I am, of course, talking about a shoe store bizarre enough to try to attract customers by denying them sales.

"Why," asks boy's mother, "won't you sell me these shoes?"

"Because," replies sales representative, "they are too big for him. It is bad for his feet."

"But," argues boy's mother, "he always wears shoes a bit big for him. They're more comfortable."

"But," argues sales rep right back at boy's mother, "it will lead to damage later in life. I can't in good conscious make this sale."

"But you," states boy's mother, remaining surprisingly respectful and calm, "don't need to worry about his feet."

"I am sorry," replies sales rep. "But I have to refuse the sale.
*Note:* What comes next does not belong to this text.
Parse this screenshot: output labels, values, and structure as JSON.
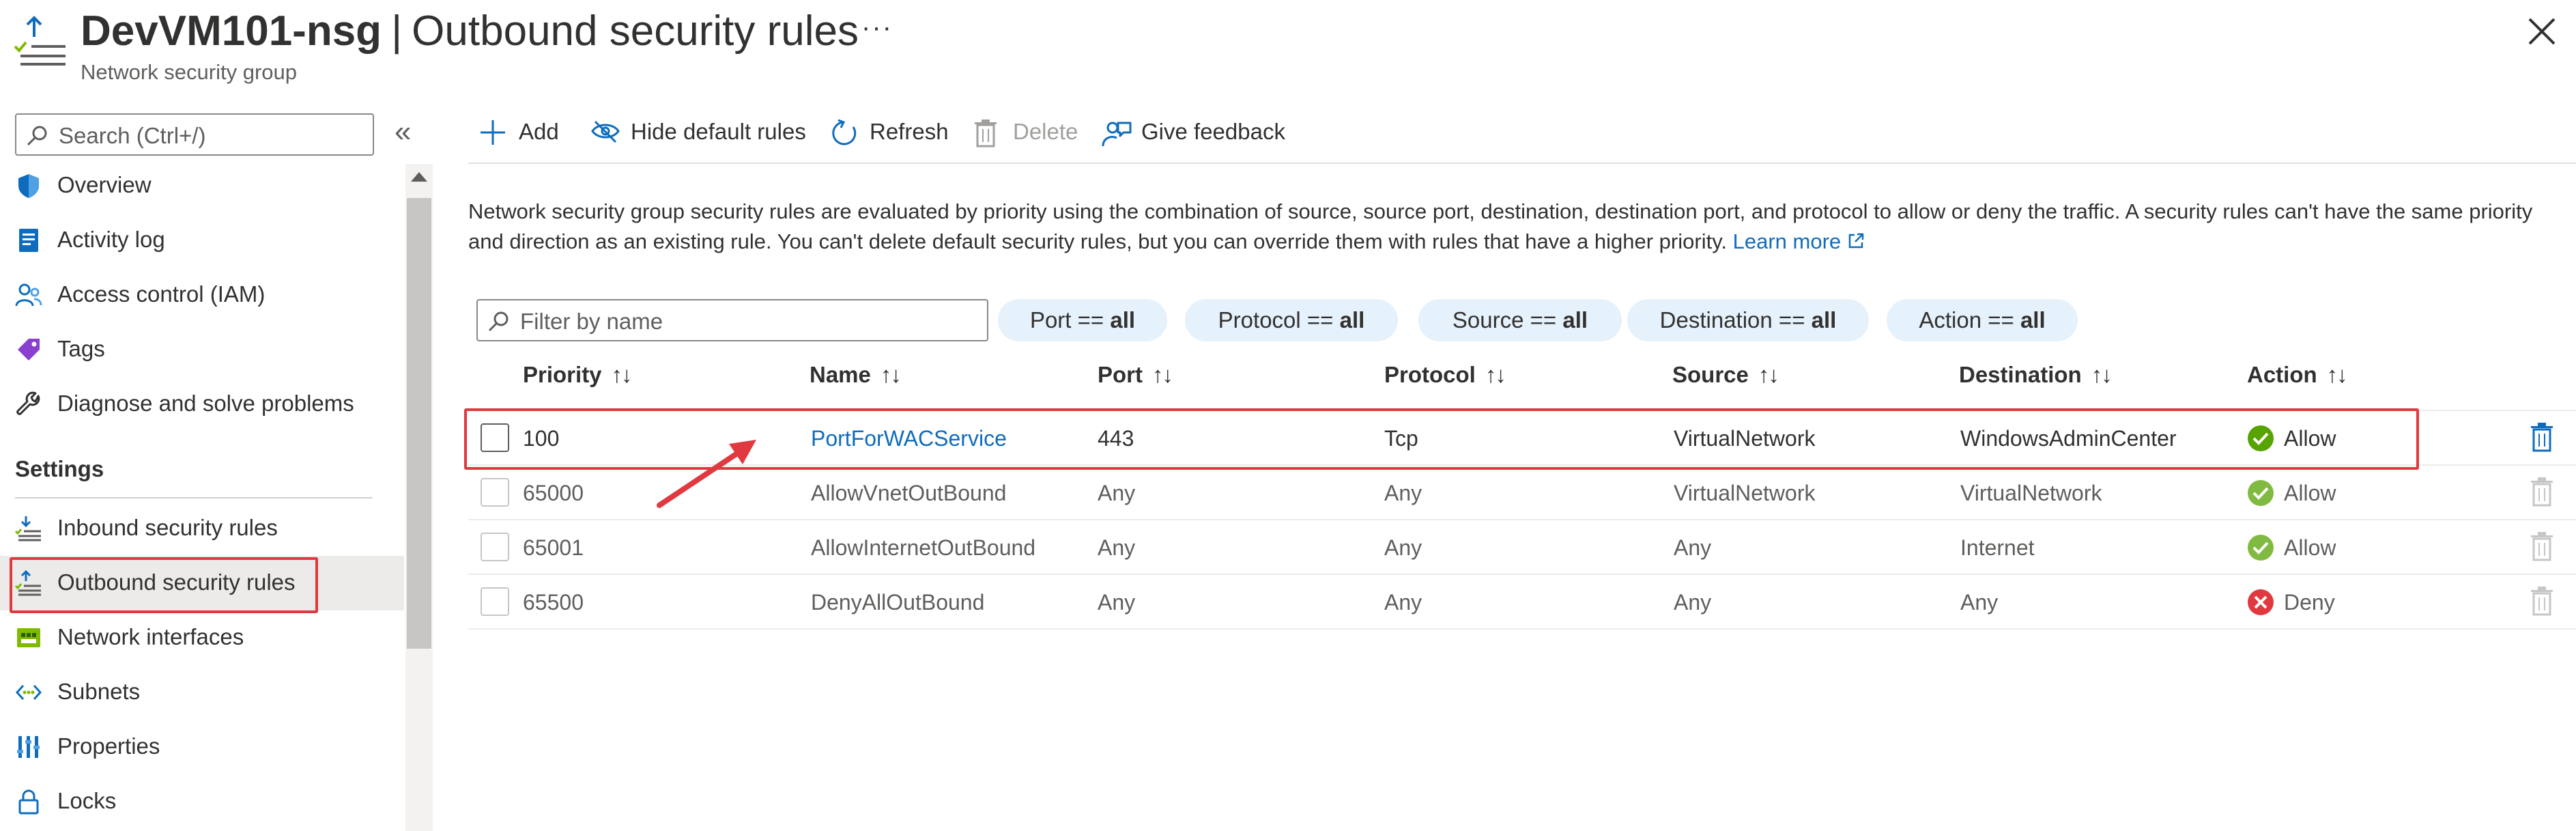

Your feet are more important than your head, you know."

As it turns out, this is not actually true, despite how convincing and infallible this logic may seem.

"I will take responsibility for my son's feet," argues boy's mother, ignoring the apparent fact that this sales representative stores her brains in her feet and must assume that all humans do.

Still, sales rep, in an aim for better business, refuses the sale again and boy and boy's mother and boy's sister, who wants nothing more than to escape to the bookstore, all leave.

Appropriately, they find a lovely pair of shoes at a store that does considerably better with sales and is therefore much larger and can, therefore, sell half their shoes at half price. Boy's mother purchases at this store a pair of shoes, approximately one and one-half sizes too large for boy's feet, and the chosen shoe size is never questioned. Apparently the people working at this store were warned of the incorrect brain-in-feet logic.